Rejecting the emotionalism surround­ing the Bergalis case as well as the Federal Government's response to her highly un­usual predicament, New York proposed its own set of guidelines governing the lives of infected doctors and their pa­tients. By charting an independent course, the state, which leads the nation in AIDS cases, could lose tens of millions of dollars in federal health-care funds if authorities in the national government determine that New York's rules depart too radically from its own.

In most respects, the state's proposed policy matches that set forth last summer by the CDC. Both urge health-care workers to undergo voluntary HIV tests. Both rec­ommend setting up expert panels to deter­mine, on a case-by-case basis, whether infected health-care workers should con­tinue practicing medicine and what pro­cedures they may safely perform. Where the feds and state part company is over the issue of informing patients about their doctor's health status. Under CDC guide­lines, an infected health professional may continue to perform invasive procedures, such as cardiac or abdominal surgery, if he or she informs patients; New York makes no such demand.

Why? Because state health officials are convinced the CDC's requirement will backfire. The state has discovered that hospitals, worried about their liability under the CDC guidelines, have begun to force the resignations of HIV-infected work­ers, regardless of whether or not they perform invasive procedures. With their livelihoods thus threatened, argues the state, infected doctors have a big incen­tive to hide their condition from hospital colleagues as well as patients. That, say state officials, will be far more dangerous than protecting the doctors' privacy while formally advising them to refrain from invasive procedures.
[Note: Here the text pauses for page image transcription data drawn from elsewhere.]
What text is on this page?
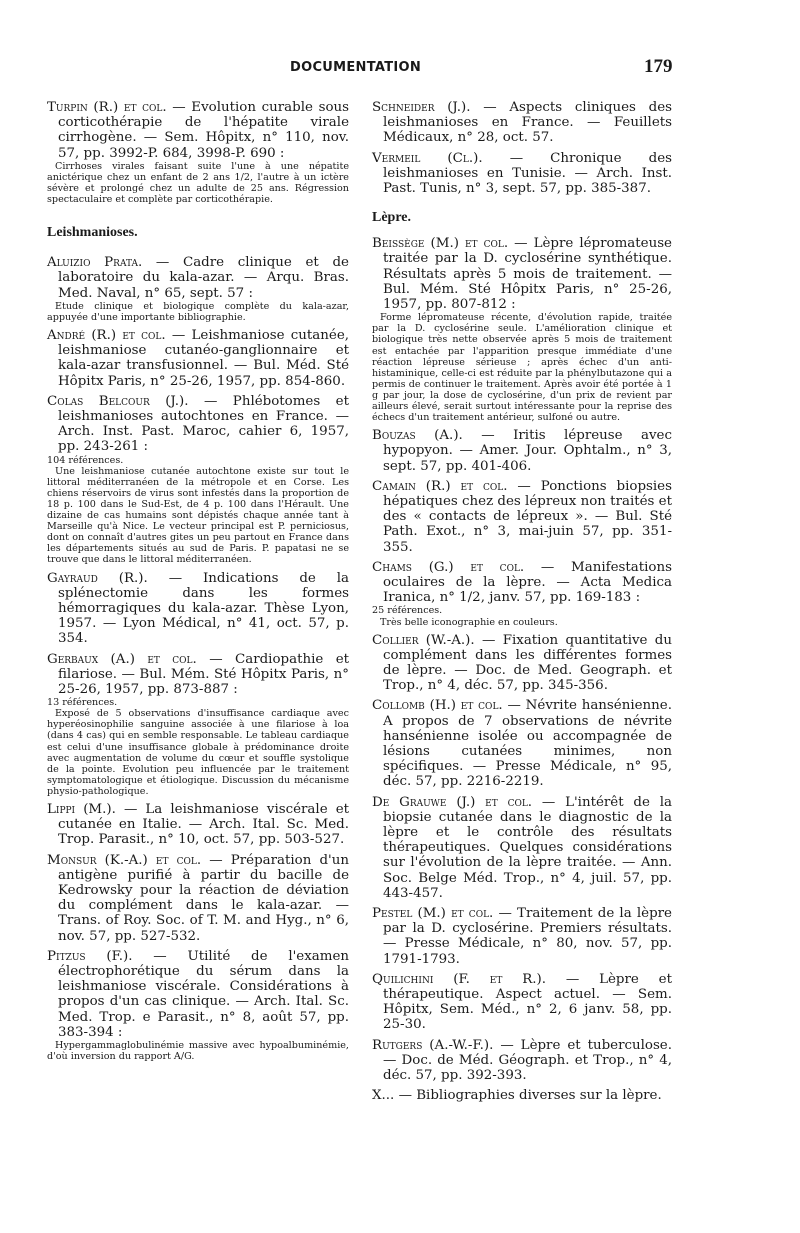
DOCUMENTATION	179
Turpin (R.) et col. — Evolution curable sous corticothérapie de l'hépatite virale cirrhogène. — Sem. Hôpitx, n° 110, nov. 57, pp. 3992-P. 684, 3998-P. 690 :
Cirrhoses virales faisant suite l'une à une népatite anictérique chez un enfant de 2 ans 1/2, l'autre à un ictère sévère et prolongé chez un adulte de 25 ans. Régression spectaculaire et complète par corticothérapie.
Leishmanioses.
Aluizio Prata. — Cadre clinique et de laboratoire du kala-azar. — Arqu. Bras. Med. Naval, n° 65, sept. 57 :
Etude clinique et biologique complète du kala-azar, appuyée d'une importante bibliographie.
André (R.) et col. — Leishmaniose cutanée, leishmaniose cutanéo-ganglionnaire et kala-azar transfusionnel. — Bul. Méd. Sté Hôpitx Paris, n° 25-26, 1957, pp. 854-860.
Colas Belcour (J.). — Phlébotomes et leishmanioses autochtones en France. — Arch. Inst. Past. Maroc, cahier 6, 1957, pp. 243-261 :
104 références.
Une leishmaniose cutanée autochtone existe sur tout le littoral méditerranéen de la métropole et en Corse. Les chiens réservoirs de virus sont infestés dans la proportion de 18 p. 100 dans le Sud-Est, de 4 p. 100 dans l'Hérault. Une dizaine de cas humains sont dépistés chaque année tant à Marseille qu'à Nice. Le vecteur principal est P. perniciosus, dont on connaît d'autres gites un peu partout en France dans les départements situés au sud de Paris. P. papatasi ne se trouve que dans le littoral méditerranéen.
Gayraud (R.). — Indications de la splénectomie dans les formes hémorragiques du kala-azar. Thèse Lyon, 1957. — Lyon Médical, n° 41, oct. 57, p. 354.
Gerbaux (A.) et col. — Cardiopathie et filariose. — Bul. Mém. Sté Hôpitx Paris, n° 25-26, 1957, pp. 873-887 :
13 références.
Exposé de 5 observations d'insuffisance cardiaque avec hyperéosinophilie sanguine associée à une filariose à loa (dans 4 cas) qui en semble responsable. Le tableau cardiaque est celui d'une insuffisance globale à prédominance droite avec augmentation de volume du cœur et souffle systolique de la pointe. Evolution peu influencée par le traitement symptomatologique et étiologique. Discussion du mécanisme physio-pathologique.
Lippi (M.). — La leishmaniose viscérale et cutanée en Italie. — Arch. Ital. Sc. Med. Trop. Parasit., n° 10, oct. 57, pp. 503-527.
Monsur (K.-A.) et col. — Préparation d'un antigène purifié à partir du bacille de Kedrowsky pour la réaction de déviation du complément dans le kala-azar. — Trans. of Roy. Soc. of T. M. and Hyg., n° 6, nov. 57, pp. 527-532.
Pitzus (F.). — Utilité de l'examen électrophorétique du sérum dans la leishmaniose viscérale. Considérations à propos d'un cas clinique. — Arch. Ital. Sc. Med. Trop. e Parasit., n° 8, août 57, pp. 383-394 :
Hypergammaglobulinémie massive avec hypoalbuminémie, d'où inversion du rapport A/G.
Schneider (J.). — Aspects cliniques des leishmanioses en France. — Feuillets Médicaux, n° 28, oct. 57.
Vermeil (Cl.). — Chronique des leishmanioses en Tunisie. — Arch. Inst. Past. Tunis, n° 3, sept. 57, pp. 385-387.
Lèpre.
Beissège (M.) et col. — Lèpre lépromateuse traitée par la D. cyclosérine synthétique. Résultats après 5 mois de traitement. — Bul. Mém. Sté Hôpitx Paris, n° 25-26, 1957, pp. 807-812 :
Forme lépromateuse récente, d'évolution rapide, traitée par la D. cyclosérine seule. L'amélioration clinique et biologique très nette observée après 5 mois de traitement est entachée par l'apparition presque immédiate d'une réaction lépreuse sérieuse ; après échec d'un anti-histaminique, celle-ci est réduite par la phénylbutazone qui a permis de continuer le traitement. Après avoir été portée à 1 g par jour, la dose de cyclosérine, d'un prix de revient par ailleurs élevé, serait surtout intéressante pour la reprise des échecs d'un traitement antérieur, sulfoné ou autre.
Bouzas (A.). — Iritis lépreuse avec hypopyon. — Amer. Jour. Ophtalm., n° 3, sept. 57, pp. 401-406.
Camain (R.) et col. — Ponctions biopsies hépatiques chez des lépreux non traités et des « contacts de lépreux ». — Bul. Sté Path. Exot., n° 3, mai-juin 57, pp. 351-355.
Chams (G.) et col. — Manifestations oculaires de la lèpre. — Acta Medica Iranica, n° 1/2, janv. 57, pp. 169-183 :
25 références.
Très belle iconographie en couleurs.
Collier (W.-A.). — Fixation quantitative du complément dans les différentes formes de lèpre. — Doc. de Med. Geograph. et Trop., n° 4, déc. 57, pp. 345-356.
Collomb (H.) et col. — Névrite hansénienne. A propos de 7 observations de névrite hansénienne isolée ou accompagnée de lésions cutanées minimes, non spécifiques. — Presse Médicale, n° 95, déc. 57, pp. 2216-2219.
De Grauwe (J.) et col. — L'intérêt de la biopsie cutanée dans le diagnostic de la lèpre et le contrôle des résultats thérapeutiques. Quelques considérations sur l'évolution de la lèpre traitée. — Ann. Soc. Belge Méd. Trop., n° 4, juil. 57, pp. 443-457.
Pestel (M.) et col. — Traitement de la lèpre par la D. cyclosérine. Premiers résultats. — Presse Médicale, n° 80, nov. 57, pp. 1791-1793.
Quilichini (F. et R.). — Lèpre et thérapeutique. Aspect actuel. — Sem. Hôpitx, Sem. Méd., n° 2, 6 janv. 58, pp. 25-30.
Rutgers (A.-W.-F.). — Lèpre et tuberculose. — Doc. de Méd. Géograph. et Trop., n° 4, déc. 57, pp. 392-393.
X... — Bibliographies diverses sur la lèpre.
Furthermore, state health officials argue, the best way to minimize the re­mote chance of patients getting HIV from a medical worker is to make sure that strict infection controls are followed. New York is now requiring all health professionals who perform invasive procedures to un­dergo mandatory training in the latest sterile techniques. Such measures not only protect patients from an infected doctor, they also protect patients from one an­other by ensuring that instruments are thoroughly decontaminated between uses. Infection control also protects the doctor. In New York City, where 1 in 50 people carries the AIDS virus, and in most other places, doctors have far more to fear from their patients than vice versa.



Dr. Hacib Aoun of Baltimore is one of 40 U.S. health workers known to have become infected with AIDS on the job. Like many doctors, he deplores the CDC recom­mendations and prefers New York State's approach. "The CDC guidelines mean that hospitals will just get rid of their infected doctors no matter what," says Dr. Aoun. "I understand the Bergalis family's pain. I understand it better than anybody else. But their efforts have set AIDS education and treatment in this country back by many years."

 

Culture

 

AIDS- acquired immune deficiency syndrome; a deadly disease caused by HIV (human immunodeficiency virus)
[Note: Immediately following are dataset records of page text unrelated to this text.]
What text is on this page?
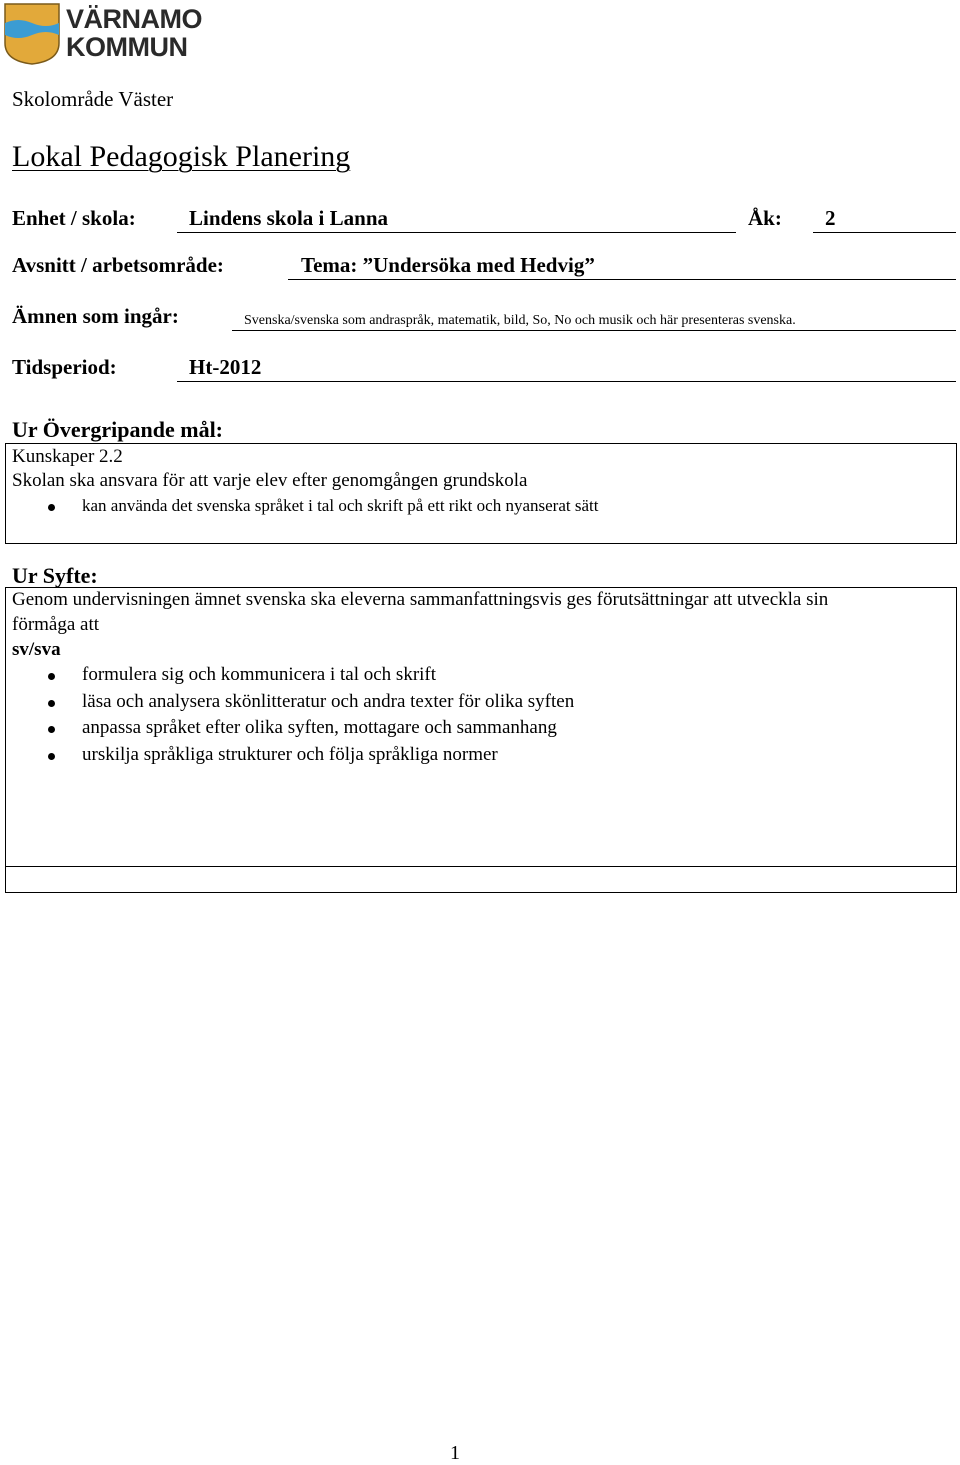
VÄRNAMO
KOMMUN
Skolområde Väster
Lokal Pedagogisk Planering
Enhet / skola:	Lindens skola i Lanna	Åk: 2
Avsnitt / arbetsområde:	Tema: ”Undersöka med Hedvig”
Ämnen som ingår:	Svenska/svenska som andraspråk, matematik, bild, So, No och musik och här presenteras svenska.
Tidsperiod:	Ht-2012
Ur Övergripande mål:
Kunskaper 2.2
Skolan ska ansvara för att varje elev efter genomgången grundskola
kan använda det svenska språket i tal och skrift på ett rikt och nyanserat sätt
Ur Syfte:
Genom undervisningen ämnet svenska ska eleverna sammanfattningsvis ges förutsättningar att utveckla sin
förmåga att
sv/sva
formulera sig och kommunicera i tal och skrift
läsa och analysera skönlitteratur och andra texter för olika syften
anpassa språket efter olika syften, mottagare och sammanhang
urskilja språkliga strukturer och följa språkliga normer
1
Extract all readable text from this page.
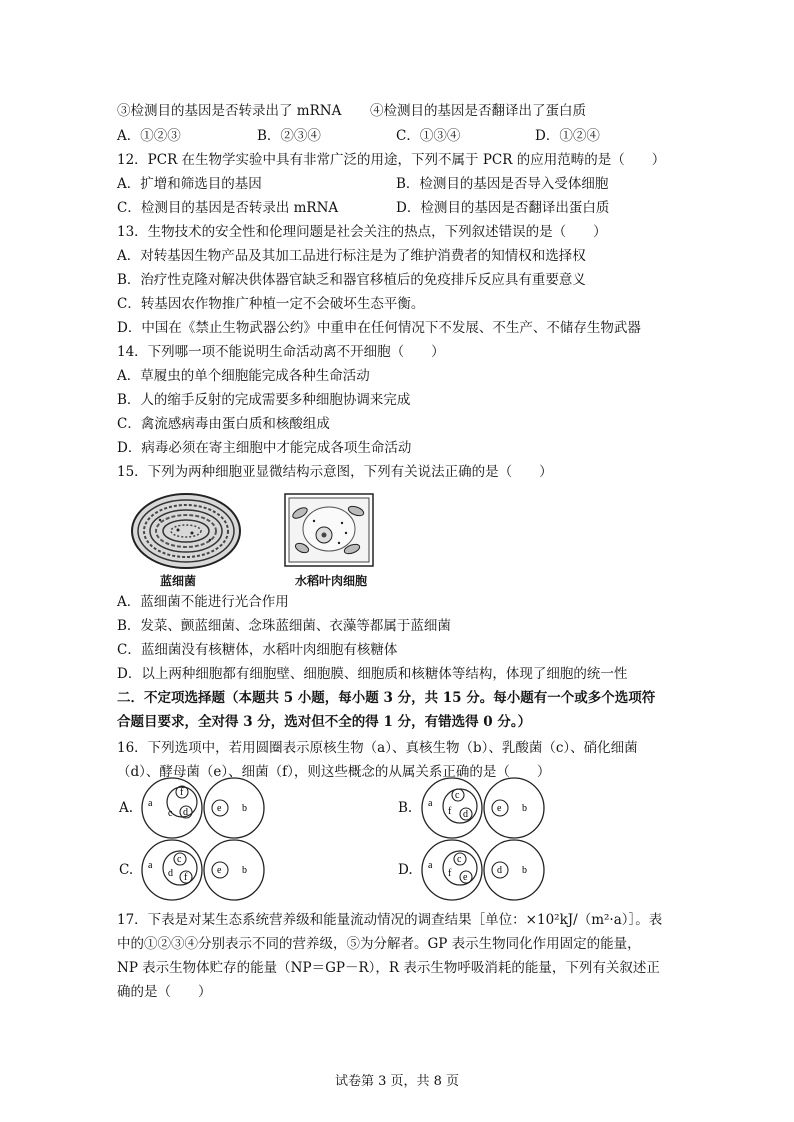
③检测目的基因是否转录出了 mRNA ④检测目的基因是否翻译出了蛋白质
A．①②③	B．②③④	C．①③④	D．①②④
12．PCR 在生物学实验中具有非常广泛的用途，下列不属于 PCR 的应用范畴的是（　　）
A．扩增和筛选目的基因	B．检测目的基因是否导入受体细胞
C．检测目的基因是否转录出 mRNA	D．检测目的基因是否翻译出蛋白质
13．生物技术的安全性和伦理问题是社会关注的热点，下列叙述错误的是（　　）
A．对转基因生物产品及其加工品进行标注是为了维护消费者的知情权和选择权
B．治疗性克隆对解决供体器官缺乏和器官移植后的免疫排斥反应具有重要意义
C．转基因农作物推广种植一定不会破坏生态平衡。
D．中国在《禁止生物武器公约》中重申在任何情况下不发展、不生产、不储存生物武器
14．下列哪一项不能说明生命活动离不开细胞（　　）
A．草履虫的单个细胞能完成各种生命活动
B．人的缩手反射的完成需要多种细胞协调来完成
C．禽流感病毒由蛋白质和核酸组成
D．病毒必须在寄主细胞中才能完成各项生命活动
15．下列为两种细胞亚显微结构示意图，下列有关说法正确的是（　　）
蓝细菌	水稻叶肉细胞
A．蓝细菌不能进行光合作用
B．发菜、颤蓝细菌、念珠蓝细菌、衣藻等都属于蓝细菌
C．蓝细菌没有核糖体，水稻叶肉细胞有核糖体
D．以上两种细胞都有细胞壁、细胞膜、细胞质和核糖体等结构，体现了细胞的统一性
二．不定项选择题（本题共 5 小题，每小题 3 分，共 15 分。每小题有一个或多个选项符
合题目要求，全对得 3 分，选对但不全的得 1 分，有错选得 0 分。）
16．下列选项中，若用圆圈表示原核生物（a）、真核生物（b）、乳酸菌（c）、硝化细菌
（d）、酵母菌（e）、细菌（f），则这些概念的从属关系正确的是（　　）
A. a
f
c d	e b	B. a
c
f d
e b
C. a
c
d f
e b	D. a
c
f e
d b
17．下表是对某生态系统营养级和能量流动情况的调查结果［单位：×10²kJ/（m²·a）］。表
中的①②③④分别表示不同的营养级，⑤为分解者。GP 表示生物同化作用固定的能量，
NP 表示生物体贮存的能量（NP＝GP－R），R 表示生物呼吸消耗的能量，下列有关叙述正
确的是（　　）
试卷第 3 页，共 8 页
Centers for Disease Control (CDC) - federally supported medical research facilities located in Atlanta, Georgia

fed- an official of the federal government. The word is slang, usually plural, and sometimes has a negative connotation.
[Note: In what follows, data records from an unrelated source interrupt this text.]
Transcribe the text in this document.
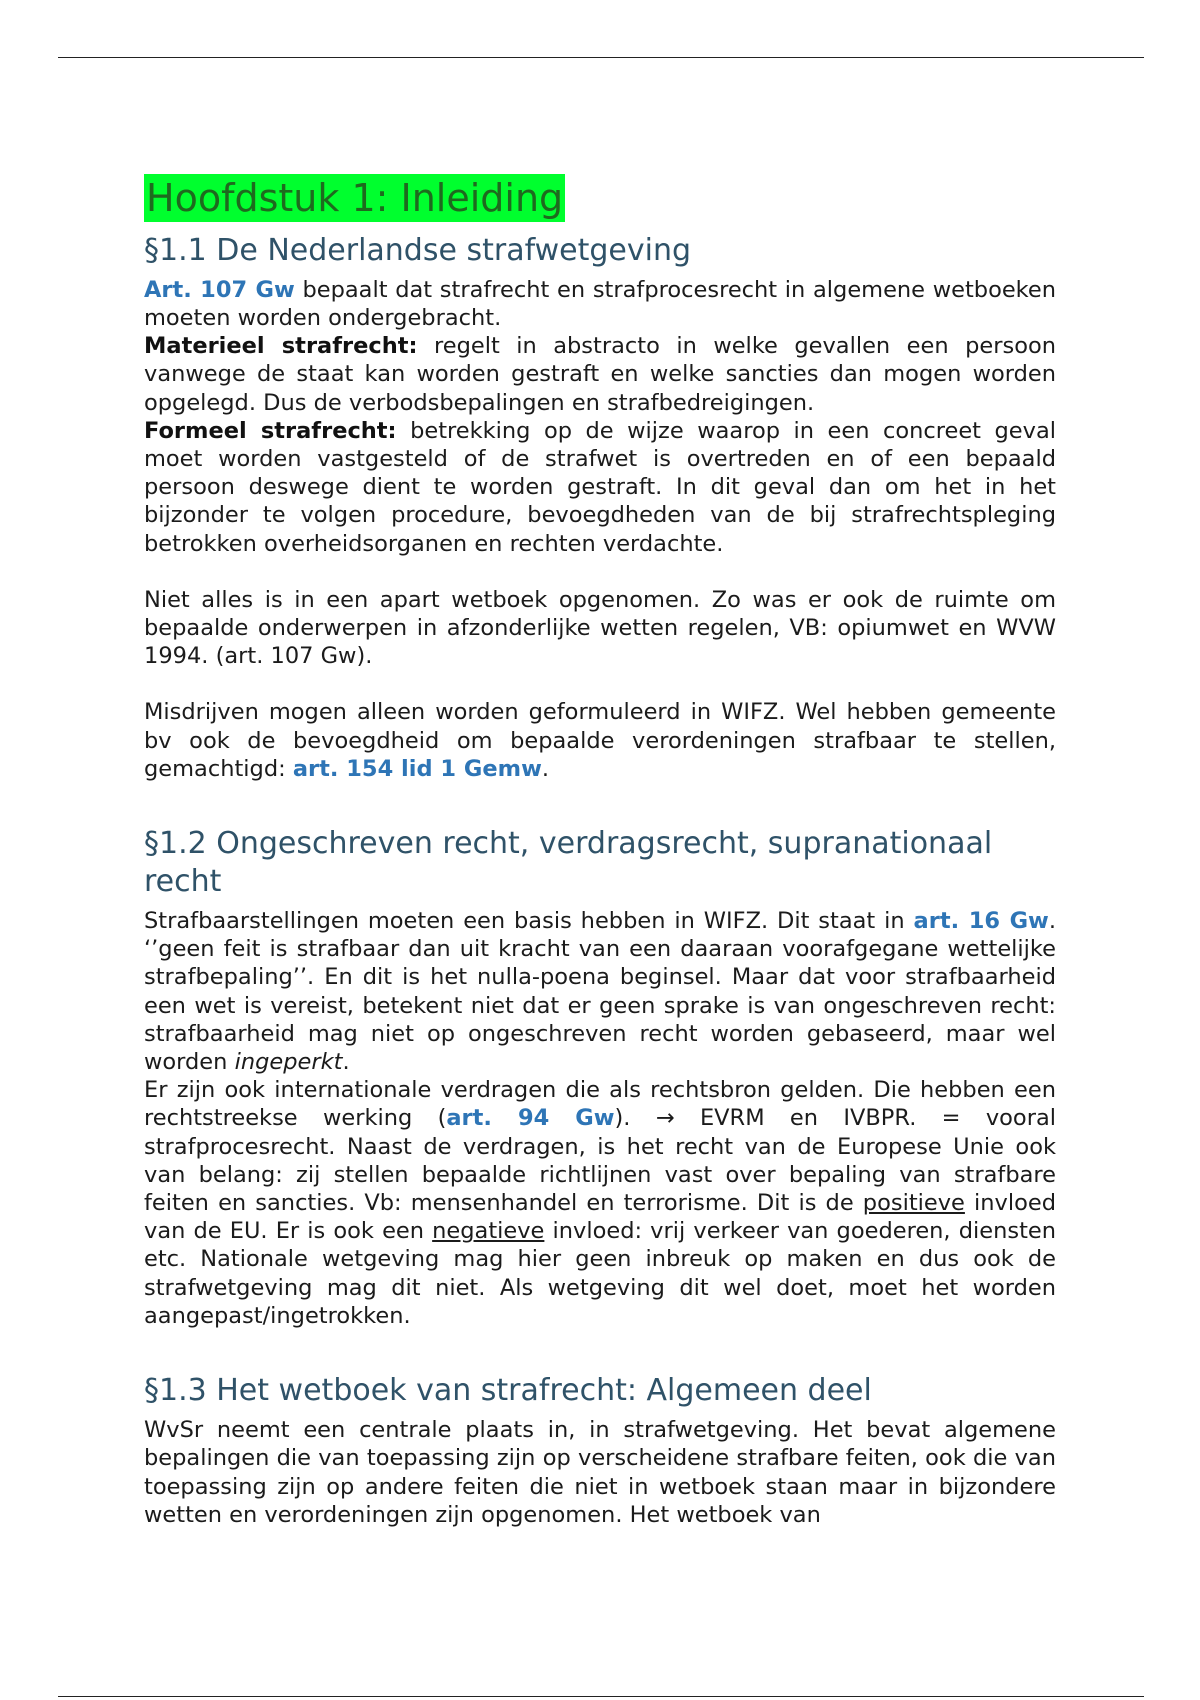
Hoofdstuk 1: Inleiding
§1.1 De Nederlandse strafwetgeving

Art. 107 Gw bepaalt dat strafrecht en strafprocesrecht in algemene wetboeken moeten worden ondergebracht.

Materieel strafrecht: regelt in abstracto in welke gevallen een persoon vanwege de staat kan worden gestraft en welke sancties dan mogen worden opgelegd. Dus de verbodsbepalingen en strafbedreigingen.

Formeel strafrecht: betrekking op de wijze waarop in een concreet geval moet worden vastgesteld of de strafwet is overtreden en of een bepaald persoon deswege dient te worden gestraft. In dit geval dan om het in het bijzonder te volgen procedure, bevoegdheden van de bij strafrechtspleging betrokken overheidsorganen en rechten verdachte.

Niet alles is in een apart wetboek opgenomen. Zo was er ook de ruimte om bepaalde onderwerpen in afzonderlijke wetten regelen, VB: opiumwet en WVW 1994. (art. 107 Gw).

Misdrijven mogen alleen worden geformuleerd in WIFZ. Wel hebben gemeente bv ook de bevoegdheid om bepaalde verordeningen strafbaar te stellen, gemachtigd: art. 154 lid 1 Gemw.

§1.2 Ongeschreven recht, verdragsrecht, supranationaal recht

Strafbaarstellingen moeten een basis hebben in WIFZ. Dit staat in art. 16 Gw. ‘’geen feit is strafbaar dan uit kracht van een daaraan voorafgegane wettelijke strafbepaling’’. En dit is het nulla-poena beginsel. Maar dat voor strafbaarheid een wet is vereist, betekent niet dat er geen sprake is van ongeschreven recht: strafbaarheid mag niet op ongeschreven recht worden gebaseerd, maar wel worden ingeperkt.

Er zijn ook internationale verdragen die als rechtsbron gelden. Die hebben een rechtstreekse werking (art. 94 Gw). → EVRM en IVBPR. = vooral strafprocesrecht. Naast de verdragen, is het recht van de Europese Unie ook van belang: zij stellen bepaalde richtlijnen vast over bepaling van strafbare feiten en sancties. Vb: mensenhandel en terrorisme. Dit is de positieve invloed van de EU. Er is ook een negatieve invloed: vrij verkeer van goederen, diensten etc. Nationale wetgeving mag hier geen inbreuk op maken en dus ook de strafwetgeving mag dit niet. Als wetgeving dit wel doet, moet het worden aangepast/ingetrokken.

§1.3 Het wetboek van strafrecht: Algemeen deel

WvSr neemt een centrale plaats in, in strafwetgeving. Het bevat algemene bepalingen die van toepassing zijn op verscheidene strafbare feiten, ook die van toepassing zijn op andere feiten die niet in wetboek staan maar in bijzondere wetten en verordeningen zijn opgenomen. Het wetboek van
witch hunt- an extremely emotional investigation in which innocent people are harmed and/or harassed. The phrase refers to the Salem (Massachusetts) witch trials of the 1600s, in which women were accused of being witches.

 

Vocabulary

 

backfire - to end in the opposite way of what was planned

buck- to resist or go against something

case-by-case- one-by-one; one at a time

chart a course - to make a plan of action; to choose a direction

incentive- a motive; a reason to do something

part (company) - to disagree

spark- to begin

track down-to search for and find

 

1. Why do you think people use acronyms like AIDS and abbreviations like HIV and CDC? What is the difference between an acronym and an abbreviation?